Pendant des années, les forbans de la mer avaient fait preuve de prudence et de retenue, épargnant toujours les pêcheurs sur la côte. Or, ils avaient décidé de regagner la terre ferme pile au moment où le héros Quan et sa troupe inspectaient les rivages. Ne s’agissait-il pas là d’un pur suicide ?!

Leur malchance était effroyable !

Sur le véhicule stationné à l’entrée du camp, Hong Xiaoduo et les gosses remarquèrent une caisse supplémentaire et s’apprêtèrent à l’entamer. Une voix parvint alors de l’extérieur : « Ce n’est pas de la bouffe. »

À ces mots, Hong Xiaoduo devina grossièrement ce que cela pouvait bien être. Tian Xuan et les petits s’en fichèrent largement ; dès lors que ce n’était pas un repas, leur curiosité baissa d’un cran.

Le maître s’était exprimé : tout ce qui se trouvait dans cette boîte relevait strictement des grandes personnes. De toute façon, si l’on transportait un colis de manière si discrète, c’est bien qu’on voulait éviter les regards indiscrets. »

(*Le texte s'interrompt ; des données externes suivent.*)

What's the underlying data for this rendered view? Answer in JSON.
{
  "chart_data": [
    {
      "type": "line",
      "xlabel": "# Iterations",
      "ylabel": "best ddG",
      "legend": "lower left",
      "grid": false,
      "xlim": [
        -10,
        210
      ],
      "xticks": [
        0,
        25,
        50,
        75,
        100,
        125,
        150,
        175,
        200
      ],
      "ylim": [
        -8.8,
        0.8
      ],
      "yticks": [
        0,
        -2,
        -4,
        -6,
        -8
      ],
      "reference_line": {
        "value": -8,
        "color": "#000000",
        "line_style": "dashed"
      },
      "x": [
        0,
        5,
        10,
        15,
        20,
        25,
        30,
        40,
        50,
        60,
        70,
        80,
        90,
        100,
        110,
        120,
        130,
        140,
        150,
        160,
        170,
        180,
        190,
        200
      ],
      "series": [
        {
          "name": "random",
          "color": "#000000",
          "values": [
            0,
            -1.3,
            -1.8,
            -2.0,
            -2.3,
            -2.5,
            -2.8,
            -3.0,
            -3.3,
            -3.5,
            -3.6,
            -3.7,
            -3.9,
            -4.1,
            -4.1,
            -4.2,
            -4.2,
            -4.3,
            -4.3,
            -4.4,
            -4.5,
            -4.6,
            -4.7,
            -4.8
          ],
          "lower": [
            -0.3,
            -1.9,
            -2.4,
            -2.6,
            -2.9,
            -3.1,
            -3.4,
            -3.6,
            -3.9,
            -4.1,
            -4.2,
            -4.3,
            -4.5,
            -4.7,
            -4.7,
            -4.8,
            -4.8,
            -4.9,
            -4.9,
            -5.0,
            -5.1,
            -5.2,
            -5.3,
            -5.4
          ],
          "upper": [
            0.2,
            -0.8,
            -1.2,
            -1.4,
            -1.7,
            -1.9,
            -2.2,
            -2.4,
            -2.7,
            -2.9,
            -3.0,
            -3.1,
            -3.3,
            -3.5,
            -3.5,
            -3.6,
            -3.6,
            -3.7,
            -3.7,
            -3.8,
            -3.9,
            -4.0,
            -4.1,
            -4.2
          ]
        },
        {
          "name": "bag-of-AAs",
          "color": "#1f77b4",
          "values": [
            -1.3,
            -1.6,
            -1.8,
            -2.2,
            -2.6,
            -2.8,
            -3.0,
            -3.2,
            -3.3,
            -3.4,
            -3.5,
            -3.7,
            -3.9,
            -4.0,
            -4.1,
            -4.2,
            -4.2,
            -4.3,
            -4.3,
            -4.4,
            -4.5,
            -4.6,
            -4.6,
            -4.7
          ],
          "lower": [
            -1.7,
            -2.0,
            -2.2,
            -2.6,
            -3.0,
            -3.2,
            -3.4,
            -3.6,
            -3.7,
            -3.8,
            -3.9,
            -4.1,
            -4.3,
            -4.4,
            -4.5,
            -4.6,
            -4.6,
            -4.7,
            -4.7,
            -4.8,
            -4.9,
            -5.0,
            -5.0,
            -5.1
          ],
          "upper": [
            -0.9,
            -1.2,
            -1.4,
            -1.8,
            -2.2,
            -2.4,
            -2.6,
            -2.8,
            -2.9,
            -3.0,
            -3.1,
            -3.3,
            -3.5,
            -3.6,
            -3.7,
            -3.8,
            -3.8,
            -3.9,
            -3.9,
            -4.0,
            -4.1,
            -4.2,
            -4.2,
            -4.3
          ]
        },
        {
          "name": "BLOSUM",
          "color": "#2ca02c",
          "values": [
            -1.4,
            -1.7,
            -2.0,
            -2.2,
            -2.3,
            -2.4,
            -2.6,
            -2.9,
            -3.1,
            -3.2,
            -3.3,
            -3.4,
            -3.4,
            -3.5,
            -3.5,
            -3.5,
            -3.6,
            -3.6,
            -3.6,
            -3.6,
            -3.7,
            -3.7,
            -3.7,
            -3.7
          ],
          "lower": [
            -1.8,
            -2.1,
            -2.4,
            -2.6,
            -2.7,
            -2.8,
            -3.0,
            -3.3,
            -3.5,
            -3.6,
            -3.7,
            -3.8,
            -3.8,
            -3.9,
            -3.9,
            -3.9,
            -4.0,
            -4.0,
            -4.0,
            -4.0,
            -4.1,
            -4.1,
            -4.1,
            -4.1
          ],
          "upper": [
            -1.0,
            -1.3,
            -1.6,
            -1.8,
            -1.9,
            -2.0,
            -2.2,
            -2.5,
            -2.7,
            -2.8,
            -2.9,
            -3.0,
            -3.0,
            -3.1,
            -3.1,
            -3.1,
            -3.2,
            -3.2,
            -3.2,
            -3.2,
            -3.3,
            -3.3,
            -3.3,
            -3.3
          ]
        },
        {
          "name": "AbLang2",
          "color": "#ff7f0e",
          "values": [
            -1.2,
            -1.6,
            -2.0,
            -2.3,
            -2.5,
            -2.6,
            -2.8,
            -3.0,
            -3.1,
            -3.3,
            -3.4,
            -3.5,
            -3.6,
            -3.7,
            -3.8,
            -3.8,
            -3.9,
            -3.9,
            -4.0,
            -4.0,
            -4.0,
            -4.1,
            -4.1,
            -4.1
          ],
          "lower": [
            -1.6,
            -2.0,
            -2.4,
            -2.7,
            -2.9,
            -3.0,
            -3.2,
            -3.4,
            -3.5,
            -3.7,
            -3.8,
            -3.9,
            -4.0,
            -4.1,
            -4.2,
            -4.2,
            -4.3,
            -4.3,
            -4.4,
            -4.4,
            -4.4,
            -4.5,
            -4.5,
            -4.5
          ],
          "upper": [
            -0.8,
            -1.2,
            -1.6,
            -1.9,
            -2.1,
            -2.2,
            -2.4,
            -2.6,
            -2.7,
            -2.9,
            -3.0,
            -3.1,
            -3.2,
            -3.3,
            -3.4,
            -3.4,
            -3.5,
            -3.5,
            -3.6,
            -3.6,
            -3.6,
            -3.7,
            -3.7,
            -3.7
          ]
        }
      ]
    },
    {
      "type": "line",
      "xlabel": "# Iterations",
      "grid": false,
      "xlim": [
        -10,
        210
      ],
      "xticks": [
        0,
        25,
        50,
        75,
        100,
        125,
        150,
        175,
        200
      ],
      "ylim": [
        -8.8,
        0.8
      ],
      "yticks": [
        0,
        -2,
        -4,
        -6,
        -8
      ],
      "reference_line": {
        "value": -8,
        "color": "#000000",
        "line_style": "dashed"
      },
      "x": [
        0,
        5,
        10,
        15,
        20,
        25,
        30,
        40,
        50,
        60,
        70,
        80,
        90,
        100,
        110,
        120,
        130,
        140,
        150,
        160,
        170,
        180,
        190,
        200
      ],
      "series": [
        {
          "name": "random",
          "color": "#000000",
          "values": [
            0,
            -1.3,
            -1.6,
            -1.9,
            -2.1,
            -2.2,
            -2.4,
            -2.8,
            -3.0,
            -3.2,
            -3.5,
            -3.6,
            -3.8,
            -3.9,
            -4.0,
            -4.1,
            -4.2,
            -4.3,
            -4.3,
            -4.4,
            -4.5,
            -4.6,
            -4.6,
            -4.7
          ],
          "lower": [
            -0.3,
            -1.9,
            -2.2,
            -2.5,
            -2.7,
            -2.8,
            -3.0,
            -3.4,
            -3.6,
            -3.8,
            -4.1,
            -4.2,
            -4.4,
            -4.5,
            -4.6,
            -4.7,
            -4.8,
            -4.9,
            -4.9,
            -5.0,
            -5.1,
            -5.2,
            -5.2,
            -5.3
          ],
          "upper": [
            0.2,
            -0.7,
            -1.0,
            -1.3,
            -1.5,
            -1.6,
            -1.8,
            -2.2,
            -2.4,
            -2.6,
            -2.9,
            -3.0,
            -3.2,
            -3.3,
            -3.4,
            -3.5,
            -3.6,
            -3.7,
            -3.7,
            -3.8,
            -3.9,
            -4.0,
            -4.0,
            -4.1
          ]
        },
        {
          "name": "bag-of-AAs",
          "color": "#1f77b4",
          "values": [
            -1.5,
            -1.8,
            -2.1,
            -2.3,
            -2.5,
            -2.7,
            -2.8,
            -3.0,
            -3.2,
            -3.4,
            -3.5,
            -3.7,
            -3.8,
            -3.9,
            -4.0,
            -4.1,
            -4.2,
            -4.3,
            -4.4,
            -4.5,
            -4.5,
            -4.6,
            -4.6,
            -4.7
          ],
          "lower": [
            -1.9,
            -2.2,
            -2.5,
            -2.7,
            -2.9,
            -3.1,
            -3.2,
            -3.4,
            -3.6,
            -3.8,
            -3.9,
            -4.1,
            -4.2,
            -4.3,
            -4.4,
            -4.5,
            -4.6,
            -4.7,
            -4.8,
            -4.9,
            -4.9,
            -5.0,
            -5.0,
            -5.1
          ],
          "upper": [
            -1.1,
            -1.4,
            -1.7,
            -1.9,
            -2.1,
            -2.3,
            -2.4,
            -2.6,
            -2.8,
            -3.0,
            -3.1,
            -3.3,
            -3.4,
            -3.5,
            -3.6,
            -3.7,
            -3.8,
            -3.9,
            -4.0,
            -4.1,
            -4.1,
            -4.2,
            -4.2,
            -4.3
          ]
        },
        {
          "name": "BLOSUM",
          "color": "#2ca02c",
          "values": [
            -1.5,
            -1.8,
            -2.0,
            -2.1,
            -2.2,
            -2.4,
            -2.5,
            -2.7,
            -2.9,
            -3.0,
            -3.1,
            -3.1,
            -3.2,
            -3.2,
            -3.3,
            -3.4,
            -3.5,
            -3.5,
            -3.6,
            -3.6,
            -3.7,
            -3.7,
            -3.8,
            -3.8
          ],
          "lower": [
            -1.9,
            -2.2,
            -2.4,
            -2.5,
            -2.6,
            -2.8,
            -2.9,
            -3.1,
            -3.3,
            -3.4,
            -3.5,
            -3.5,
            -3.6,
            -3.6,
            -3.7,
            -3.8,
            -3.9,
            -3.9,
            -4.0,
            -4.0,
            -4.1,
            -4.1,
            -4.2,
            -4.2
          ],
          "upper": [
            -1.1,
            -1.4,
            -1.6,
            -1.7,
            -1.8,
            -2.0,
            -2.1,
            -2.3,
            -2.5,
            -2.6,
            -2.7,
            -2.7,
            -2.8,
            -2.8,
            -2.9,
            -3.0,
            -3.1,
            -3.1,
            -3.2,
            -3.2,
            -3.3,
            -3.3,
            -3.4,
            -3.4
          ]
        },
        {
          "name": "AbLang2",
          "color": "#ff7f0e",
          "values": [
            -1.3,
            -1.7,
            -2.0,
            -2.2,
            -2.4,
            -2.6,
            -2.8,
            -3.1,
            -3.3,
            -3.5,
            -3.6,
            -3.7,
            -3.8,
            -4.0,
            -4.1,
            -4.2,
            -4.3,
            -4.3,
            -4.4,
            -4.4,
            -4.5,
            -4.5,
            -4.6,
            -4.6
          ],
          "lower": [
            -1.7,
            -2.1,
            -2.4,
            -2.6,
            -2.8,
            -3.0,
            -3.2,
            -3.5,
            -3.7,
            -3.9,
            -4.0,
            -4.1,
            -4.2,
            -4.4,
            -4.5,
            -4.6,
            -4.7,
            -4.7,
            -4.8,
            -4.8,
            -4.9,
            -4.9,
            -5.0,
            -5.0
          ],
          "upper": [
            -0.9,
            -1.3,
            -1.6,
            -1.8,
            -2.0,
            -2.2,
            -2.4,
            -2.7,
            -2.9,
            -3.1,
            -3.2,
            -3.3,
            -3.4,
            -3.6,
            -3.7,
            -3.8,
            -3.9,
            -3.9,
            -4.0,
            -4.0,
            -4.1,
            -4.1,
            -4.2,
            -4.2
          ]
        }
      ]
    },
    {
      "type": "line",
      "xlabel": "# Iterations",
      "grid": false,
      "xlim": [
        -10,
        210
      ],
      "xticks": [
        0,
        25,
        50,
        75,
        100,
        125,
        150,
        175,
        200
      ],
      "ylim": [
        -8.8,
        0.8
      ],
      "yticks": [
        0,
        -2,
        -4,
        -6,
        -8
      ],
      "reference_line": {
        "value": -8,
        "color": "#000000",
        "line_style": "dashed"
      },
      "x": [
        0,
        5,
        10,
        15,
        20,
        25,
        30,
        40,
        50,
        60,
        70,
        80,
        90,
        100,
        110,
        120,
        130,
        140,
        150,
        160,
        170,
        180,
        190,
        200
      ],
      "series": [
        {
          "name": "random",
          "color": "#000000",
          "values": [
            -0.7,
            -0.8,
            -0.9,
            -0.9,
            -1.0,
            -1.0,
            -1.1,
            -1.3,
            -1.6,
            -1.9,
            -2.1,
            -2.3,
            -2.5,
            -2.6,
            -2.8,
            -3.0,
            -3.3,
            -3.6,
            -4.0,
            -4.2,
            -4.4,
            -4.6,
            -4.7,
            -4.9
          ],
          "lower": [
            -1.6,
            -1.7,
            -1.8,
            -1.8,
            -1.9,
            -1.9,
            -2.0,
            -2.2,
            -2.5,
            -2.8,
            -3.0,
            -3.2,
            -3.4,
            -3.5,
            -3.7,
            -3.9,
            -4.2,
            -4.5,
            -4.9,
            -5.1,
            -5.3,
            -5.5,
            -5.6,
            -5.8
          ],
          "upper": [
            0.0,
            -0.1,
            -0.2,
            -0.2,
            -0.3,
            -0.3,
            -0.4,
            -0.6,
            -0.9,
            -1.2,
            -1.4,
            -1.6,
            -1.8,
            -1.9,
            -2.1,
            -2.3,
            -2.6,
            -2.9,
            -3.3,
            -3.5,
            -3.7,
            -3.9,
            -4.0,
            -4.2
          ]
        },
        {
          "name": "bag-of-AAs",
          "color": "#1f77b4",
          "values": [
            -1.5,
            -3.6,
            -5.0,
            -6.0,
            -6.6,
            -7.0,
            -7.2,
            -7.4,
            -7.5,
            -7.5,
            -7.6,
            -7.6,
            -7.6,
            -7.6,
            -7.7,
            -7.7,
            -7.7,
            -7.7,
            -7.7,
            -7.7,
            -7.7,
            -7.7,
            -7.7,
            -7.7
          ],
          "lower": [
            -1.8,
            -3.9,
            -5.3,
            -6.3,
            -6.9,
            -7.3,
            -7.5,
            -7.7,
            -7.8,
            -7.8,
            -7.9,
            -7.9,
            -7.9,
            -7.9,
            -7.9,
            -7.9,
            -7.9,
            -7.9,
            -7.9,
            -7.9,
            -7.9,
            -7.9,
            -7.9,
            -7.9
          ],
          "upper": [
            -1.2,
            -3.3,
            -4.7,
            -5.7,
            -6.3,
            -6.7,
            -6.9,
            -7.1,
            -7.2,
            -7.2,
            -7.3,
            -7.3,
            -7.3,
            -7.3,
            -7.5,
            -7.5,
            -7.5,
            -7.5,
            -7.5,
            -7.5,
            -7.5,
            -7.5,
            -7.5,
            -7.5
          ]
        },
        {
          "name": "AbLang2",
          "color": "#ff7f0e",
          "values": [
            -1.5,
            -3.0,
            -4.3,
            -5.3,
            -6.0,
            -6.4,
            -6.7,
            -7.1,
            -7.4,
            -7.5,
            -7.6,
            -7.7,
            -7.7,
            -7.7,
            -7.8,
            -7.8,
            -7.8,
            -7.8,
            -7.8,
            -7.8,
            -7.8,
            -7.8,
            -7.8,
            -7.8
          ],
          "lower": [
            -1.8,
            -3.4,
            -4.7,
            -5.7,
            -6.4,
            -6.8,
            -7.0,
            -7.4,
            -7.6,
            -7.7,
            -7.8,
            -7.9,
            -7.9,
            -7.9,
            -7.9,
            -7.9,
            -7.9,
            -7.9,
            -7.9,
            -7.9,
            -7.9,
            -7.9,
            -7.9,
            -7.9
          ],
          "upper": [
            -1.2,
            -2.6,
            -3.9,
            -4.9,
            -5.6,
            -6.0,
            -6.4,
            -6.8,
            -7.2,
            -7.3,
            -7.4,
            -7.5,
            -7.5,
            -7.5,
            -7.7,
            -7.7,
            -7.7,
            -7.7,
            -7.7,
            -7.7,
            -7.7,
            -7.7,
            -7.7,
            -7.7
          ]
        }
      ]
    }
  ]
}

« Yao Guang, sois sage et détourne les yeux, » murmura Kai Yang en voyant sa cadette continuer de fixer la mallette.

« Ah, te voilà devenu malin, » rétorqua Tian Quan depuis son poste.

« Moi ? » Kai Yang, pris de court, resta sceptique un instant, mais en voyant Tian Xuan, Tian Ji, Tian Quan et Yu Heng tous le foudroyer du regard, il recula aussitôt. « J’ai juste pensé que les Généraux étaient de braves gars. Et s’ils insistaient dessus ? Que faire s’il s’agissait d’un objet important ? »

« Toujours aussi têtu ? Tu prétends détenir seul le monopole de l’intelligence ? Mère n’a pas la langue pendue ? Pourquoi a-t-elle choisi de garder le silence ? Ne pourrais-tu pas employer ta cervelle une seule fois ? » lança Tian Xuan.

Tian Ji ajouta : « Parce qu’ils paraissent bienveillants, tu crois pouvoir leur dévoiler tout ce que tu as sous les yeux ? Notre Maître était présent et s’est tu. Ne comprends-tu pas qu’une maladresse de langue ferait tomber une catastrophe sur Mère ? »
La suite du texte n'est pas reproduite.